NovaBay Pharmaceuticals, Inc. (NYSE Amex:NBY), a clinical stage biotechnology company developing first-in-class, anti-infective compounds for the treatment and prevention of antibiotic-resistant infections, delivered two poster presentations on its compounds at the 48th Annual Meeting of the Infectious Diseases Society of America (IDSA) in Vancouver, Canada.
The presentations included new data from clinical and preclinical studies of NovaBay's Aganocide® compounds, which have shown to be highly effective against bacteria, including some multi-drug resistant strains (such as MRSA), viruses and fungi in preclinical testing.
Ron Najafi, Chairman and CEO of NovaBay, said, "These presentations illustrated compelling clinical evidence of effectiveness in the treatment of impetigo and preclinical effectiveness for the treatment of nail fungus infection. The versatility and power of these compounds have been vividly demonstrated as a result."
NovaBay's pipeline of Aganocide compounds is being studied in numerous preclinical and clinical programs. Three clinical programs of the company's lead Aganocide drug candidate are under way for the treatment of impetigo, a highly contagious skin infection; urinary catheter encrustation and blockage; and conjunctivitis, or pink eye.
The posters and their conclusions were as follows:
"A Pilot Study to Evaluate the Safety and Efficacy of NVC-422 Topical Gel in Impetigo, Including MRSA"
Impetigo is a highly contagious superficial bacterial infection of the skin that affects mostly children. Most cases are caused by Staphylococcus aureus, Streptococcus pyogenes, or a mixture of both organisms. Methicillin-resistant S. aureus (MRSA) is being observed with increasing frequency in this population. Impetigo is currently being treated with antibiotic ointments, to which bacteria may develop resistance.
This randomized, sequential group, double-blind study was designed to evaluate the efficacy and safety of three different strengths of NVC-422 Topical Gel in the treatment of impetigo. A total of 129 children in the age range 2-12 presenting with impetigo were randomized for treatment with NVC-422 topical gel three times daily for 7 days. Efficacy evaluations, compared to baseline, were conducted at the end of treatment and one week later. Clinical and bacteriological response rates for the three concentrations of drug applied ranged from 84% to 95% at end of treatment and at follow up. These response rates were substantially higher than the response rate anticipated for placebo (30-50%). Notably, response rates for MRSA infections were 100% (10/10) across all treatment groups. The clinical and bacteriological response rates across the treatment groups suggested a dose response, although differences were not statistically significant. Infrequent adverse events were mild to moderate in severity and were predominantly local reactions at the application site. All adverse events resolved after the end of treatment.

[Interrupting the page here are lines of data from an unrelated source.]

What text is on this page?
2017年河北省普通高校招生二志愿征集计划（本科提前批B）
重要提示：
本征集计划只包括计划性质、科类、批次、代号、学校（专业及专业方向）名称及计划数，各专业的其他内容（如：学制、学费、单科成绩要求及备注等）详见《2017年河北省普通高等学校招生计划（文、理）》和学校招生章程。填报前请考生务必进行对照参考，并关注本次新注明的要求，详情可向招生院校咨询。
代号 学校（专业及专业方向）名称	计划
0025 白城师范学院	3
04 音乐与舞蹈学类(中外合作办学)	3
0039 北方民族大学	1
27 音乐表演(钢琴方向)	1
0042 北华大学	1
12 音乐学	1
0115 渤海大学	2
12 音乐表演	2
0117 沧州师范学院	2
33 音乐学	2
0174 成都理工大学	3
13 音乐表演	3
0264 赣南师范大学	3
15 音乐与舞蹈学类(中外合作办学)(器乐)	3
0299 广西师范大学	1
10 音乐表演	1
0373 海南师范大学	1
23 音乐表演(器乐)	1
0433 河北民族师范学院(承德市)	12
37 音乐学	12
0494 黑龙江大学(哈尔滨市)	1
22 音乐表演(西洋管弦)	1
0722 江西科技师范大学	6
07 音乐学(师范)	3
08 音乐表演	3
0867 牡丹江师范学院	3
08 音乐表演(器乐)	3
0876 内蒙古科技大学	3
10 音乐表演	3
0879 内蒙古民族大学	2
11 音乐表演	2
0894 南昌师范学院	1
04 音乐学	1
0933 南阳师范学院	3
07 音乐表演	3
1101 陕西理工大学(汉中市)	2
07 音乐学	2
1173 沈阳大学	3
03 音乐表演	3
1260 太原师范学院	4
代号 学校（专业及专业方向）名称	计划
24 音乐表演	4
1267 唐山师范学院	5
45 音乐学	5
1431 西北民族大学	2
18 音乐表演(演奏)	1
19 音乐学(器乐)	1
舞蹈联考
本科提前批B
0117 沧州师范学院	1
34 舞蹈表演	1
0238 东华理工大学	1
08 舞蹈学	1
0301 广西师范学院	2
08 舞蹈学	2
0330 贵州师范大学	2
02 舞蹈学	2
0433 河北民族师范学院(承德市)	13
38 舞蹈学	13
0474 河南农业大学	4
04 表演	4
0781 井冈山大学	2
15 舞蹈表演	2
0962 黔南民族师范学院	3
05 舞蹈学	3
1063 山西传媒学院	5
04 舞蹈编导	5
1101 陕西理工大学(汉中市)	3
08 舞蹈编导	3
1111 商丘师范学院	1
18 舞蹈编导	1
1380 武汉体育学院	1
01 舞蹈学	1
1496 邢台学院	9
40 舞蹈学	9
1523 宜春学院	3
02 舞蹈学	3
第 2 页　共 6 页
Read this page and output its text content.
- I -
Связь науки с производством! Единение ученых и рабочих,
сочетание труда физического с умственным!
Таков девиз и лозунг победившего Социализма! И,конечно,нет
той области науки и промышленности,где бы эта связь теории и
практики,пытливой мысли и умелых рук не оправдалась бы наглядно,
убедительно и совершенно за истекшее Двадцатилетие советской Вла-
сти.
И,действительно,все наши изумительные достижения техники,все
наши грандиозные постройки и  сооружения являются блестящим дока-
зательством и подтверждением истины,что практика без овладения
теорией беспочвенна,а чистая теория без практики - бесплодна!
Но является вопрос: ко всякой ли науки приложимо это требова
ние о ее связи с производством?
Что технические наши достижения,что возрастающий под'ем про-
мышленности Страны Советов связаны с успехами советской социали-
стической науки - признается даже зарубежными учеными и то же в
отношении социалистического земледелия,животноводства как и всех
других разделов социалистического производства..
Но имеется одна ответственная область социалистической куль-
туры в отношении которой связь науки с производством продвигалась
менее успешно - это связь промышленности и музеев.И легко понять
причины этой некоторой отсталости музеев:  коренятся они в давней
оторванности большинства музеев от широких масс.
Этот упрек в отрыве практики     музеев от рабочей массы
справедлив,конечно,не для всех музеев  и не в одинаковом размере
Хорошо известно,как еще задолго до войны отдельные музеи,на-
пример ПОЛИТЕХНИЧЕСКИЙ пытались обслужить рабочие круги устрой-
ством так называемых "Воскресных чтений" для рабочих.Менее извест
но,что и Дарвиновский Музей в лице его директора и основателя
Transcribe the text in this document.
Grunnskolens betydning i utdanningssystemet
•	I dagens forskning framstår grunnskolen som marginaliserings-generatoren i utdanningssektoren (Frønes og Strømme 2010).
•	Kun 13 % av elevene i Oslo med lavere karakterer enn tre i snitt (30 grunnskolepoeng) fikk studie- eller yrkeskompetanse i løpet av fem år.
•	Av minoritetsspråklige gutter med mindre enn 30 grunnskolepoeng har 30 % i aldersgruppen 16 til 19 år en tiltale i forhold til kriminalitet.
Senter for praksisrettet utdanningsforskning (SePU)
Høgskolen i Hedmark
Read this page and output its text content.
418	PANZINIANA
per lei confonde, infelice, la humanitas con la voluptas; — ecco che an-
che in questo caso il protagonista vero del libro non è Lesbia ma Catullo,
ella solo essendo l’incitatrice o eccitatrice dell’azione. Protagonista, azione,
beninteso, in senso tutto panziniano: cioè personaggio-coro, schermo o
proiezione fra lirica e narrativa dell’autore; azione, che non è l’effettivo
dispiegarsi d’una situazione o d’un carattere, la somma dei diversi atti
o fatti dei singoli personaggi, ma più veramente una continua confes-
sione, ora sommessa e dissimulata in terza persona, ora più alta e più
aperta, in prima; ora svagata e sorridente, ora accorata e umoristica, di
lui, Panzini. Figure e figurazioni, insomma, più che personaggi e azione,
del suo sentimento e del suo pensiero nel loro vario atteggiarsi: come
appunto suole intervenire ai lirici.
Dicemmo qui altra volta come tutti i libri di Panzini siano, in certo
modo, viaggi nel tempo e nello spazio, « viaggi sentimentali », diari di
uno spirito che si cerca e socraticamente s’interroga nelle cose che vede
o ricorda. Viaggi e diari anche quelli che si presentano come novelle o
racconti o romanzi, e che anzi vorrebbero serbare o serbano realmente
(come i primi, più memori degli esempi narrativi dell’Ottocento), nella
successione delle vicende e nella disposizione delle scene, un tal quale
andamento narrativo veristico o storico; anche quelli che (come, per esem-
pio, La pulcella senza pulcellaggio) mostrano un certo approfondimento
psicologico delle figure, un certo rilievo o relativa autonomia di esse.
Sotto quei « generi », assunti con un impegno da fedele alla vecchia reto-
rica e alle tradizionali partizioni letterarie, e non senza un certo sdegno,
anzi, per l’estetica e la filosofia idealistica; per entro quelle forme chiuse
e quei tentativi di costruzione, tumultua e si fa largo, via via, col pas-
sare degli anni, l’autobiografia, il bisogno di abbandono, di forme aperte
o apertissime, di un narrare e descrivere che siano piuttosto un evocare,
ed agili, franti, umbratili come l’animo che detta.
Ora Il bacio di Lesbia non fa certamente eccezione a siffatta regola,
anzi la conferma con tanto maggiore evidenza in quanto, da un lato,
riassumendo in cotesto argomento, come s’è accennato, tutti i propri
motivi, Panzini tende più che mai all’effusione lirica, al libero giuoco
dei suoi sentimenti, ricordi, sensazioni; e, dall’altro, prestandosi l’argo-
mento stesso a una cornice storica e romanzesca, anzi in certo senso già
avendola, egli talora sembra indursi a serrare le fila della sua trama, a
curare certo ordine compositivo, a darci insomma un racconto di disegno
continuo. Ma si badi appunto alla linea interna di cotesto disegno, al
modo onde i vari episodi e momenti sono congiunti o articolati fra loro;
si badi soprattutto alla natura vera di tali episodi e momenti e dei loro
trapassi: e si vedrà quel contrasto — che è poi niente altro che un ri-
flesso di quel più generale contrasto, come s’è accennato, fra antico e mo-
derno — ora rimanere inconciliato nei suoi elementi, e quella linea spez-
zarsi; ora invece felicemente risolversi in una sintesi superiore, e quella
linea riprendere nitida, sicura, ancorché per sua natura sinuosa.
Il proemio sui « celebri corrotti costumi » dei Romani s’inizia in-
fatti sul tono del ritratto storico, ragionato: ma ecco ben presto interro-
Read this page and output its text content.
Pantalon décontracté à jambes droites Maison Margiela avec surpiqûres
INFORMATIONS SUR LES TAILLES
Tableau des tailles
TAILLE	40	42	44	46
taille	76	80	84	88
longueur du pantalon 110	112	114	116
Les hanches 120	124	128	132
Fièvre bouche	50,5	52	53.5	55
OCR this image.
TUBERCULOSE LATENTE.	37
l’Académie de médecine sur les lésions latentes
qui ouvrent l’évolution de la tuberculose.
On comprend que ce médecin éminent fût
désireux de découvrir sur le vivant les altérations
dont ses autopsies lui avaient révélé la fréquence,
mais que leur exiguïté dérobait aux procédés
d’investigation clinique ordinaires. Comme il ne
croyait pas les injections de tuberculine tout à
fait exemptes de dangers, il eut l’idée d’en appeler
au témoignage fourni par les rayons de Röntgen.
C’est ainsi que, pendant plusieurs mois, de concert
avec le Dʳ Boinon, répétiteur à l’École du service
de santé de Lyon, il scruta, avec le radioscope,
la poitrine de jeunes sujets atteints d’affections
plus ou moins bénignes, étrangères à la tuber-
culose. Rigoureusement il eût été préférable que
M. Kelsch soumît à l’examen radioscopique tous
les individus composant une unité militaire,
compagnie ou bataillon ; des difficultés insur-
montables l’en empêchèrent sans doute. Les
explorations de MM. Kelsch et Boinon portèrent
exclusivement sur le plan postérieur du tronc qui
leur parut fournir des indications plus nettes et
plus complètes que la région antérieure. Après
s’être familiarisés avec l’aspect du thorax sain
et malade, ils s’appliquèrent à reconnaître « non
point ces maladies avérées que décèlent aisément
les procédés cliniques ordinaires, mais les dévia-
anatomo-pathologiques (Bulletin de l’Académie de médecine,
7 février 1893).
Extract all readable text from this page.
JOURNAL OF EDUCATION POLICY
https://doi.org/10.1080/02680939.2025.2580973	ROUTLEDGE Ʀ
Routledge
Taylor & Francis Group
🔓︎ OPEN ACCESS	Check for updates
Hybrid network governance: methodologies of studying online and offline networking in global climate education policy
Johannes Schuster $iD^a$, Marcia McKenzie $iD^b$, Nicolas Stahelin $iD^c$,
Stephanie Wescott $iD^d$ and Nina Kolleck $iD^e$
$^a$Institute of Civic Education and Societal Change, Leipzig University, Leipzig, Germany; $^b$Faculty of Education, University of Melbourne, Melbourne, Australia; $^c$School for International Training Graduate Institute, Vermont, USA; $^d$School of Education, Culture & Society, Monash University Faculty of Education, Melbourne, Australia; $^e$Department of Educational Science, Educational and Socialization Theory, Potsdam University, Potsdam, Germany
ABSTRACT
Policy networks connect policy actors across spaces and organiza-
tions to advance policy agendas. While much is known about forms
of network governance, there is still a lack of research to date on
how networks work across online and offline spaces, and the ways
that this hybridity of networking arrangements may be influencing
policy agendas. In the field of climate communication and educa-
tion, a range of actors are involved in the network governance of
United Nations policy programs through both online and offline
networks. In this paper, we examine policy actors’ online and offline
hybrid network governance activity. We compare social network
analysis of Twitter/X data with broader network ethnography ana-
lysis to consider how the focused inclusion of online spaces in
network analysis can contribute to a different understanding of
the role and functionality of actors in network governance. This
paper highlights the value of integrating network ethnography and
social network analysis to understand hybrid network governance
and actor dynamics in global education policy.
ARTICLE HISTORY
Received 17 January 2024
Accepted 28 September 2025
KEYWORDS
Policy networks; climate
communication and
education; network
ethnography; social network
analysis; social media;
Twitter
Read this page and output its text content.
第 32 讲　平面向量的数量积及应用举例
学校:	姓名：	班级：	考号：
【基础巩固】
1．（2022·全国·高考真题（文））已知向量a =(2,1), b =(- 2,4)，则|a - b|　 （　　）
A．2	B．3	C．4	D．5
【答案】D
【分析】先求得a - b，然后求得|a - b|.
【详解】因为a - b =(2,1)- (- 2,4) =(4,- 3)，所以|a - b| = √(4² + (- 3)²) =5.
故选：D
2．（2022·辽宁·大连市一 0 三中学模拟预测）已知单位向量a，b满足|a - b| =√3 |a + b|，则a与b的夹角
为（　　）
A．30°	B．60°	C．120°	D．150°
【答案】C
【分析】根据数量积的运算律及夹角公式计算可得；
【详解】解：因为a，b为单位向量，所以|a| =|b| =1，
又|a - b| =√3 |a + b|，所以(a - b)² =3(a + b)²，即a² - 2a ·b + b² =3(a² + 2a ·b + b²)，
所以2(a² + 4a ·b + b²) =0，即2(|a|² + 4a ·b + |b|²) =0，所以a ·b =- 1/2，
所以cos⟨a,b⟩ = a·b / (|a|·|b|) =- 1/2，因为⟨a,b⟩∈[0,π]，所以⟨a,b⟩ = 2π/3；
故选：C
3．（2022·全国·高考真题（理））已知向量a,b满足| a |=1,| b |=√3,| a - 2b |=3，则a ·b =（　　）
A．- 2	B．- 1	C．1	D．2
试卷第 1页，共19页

This proof of concept study provided compelling evidence of the activity of NVC-422 topical gel in the treatment of impetigo.
"In Vitro Evaluation of the Antifungal Activity of NVC-422 (N,N-dichloro-2,2-dimethyltaurine) using a Novel Cadaver Nail Model"
Onychomycosis is the most commonly diagnosed nail disorder. Topical treatment of the infection is limited by the inability of currently available drugs to penetrate the human nail. NovaBay's lead Aganocide compound, NVC-422 is a hydrophilic agent with potent antimicrobial activity making it a good candidate to be evaluated in a human clinical trial.
NovaBay has used other validated in vitro models and presented the results during the 47th IDSA annual meeting in 2009 ("In Vitro Evaluation of Stable Derivatives of the Chlorotaurines on Infected Human Nail Model as Potent Antifungal Agents for the Treatment") conducted by MedPharm Ltd.
This new study was conducted using a novel in vitro infected human nail model to evaluate and confirm the ability of novel NVC-422 gel formulations and nanoemulsion lacquers to penetrate and kill fungi grown on the subungal side of the infected nail. The study was conducted at University Hospitals Case Medical Center, Center for Medical Mycology, Cleveland, OH, USA.
These most recent data showed that NVC-422 was able to penetrate the nail and effectively eradicate T. mentagrophytes and T. rubrum. The study also confirmed our earlier studies using a completely different approach. Further evaluation of NVC-422 is warranted.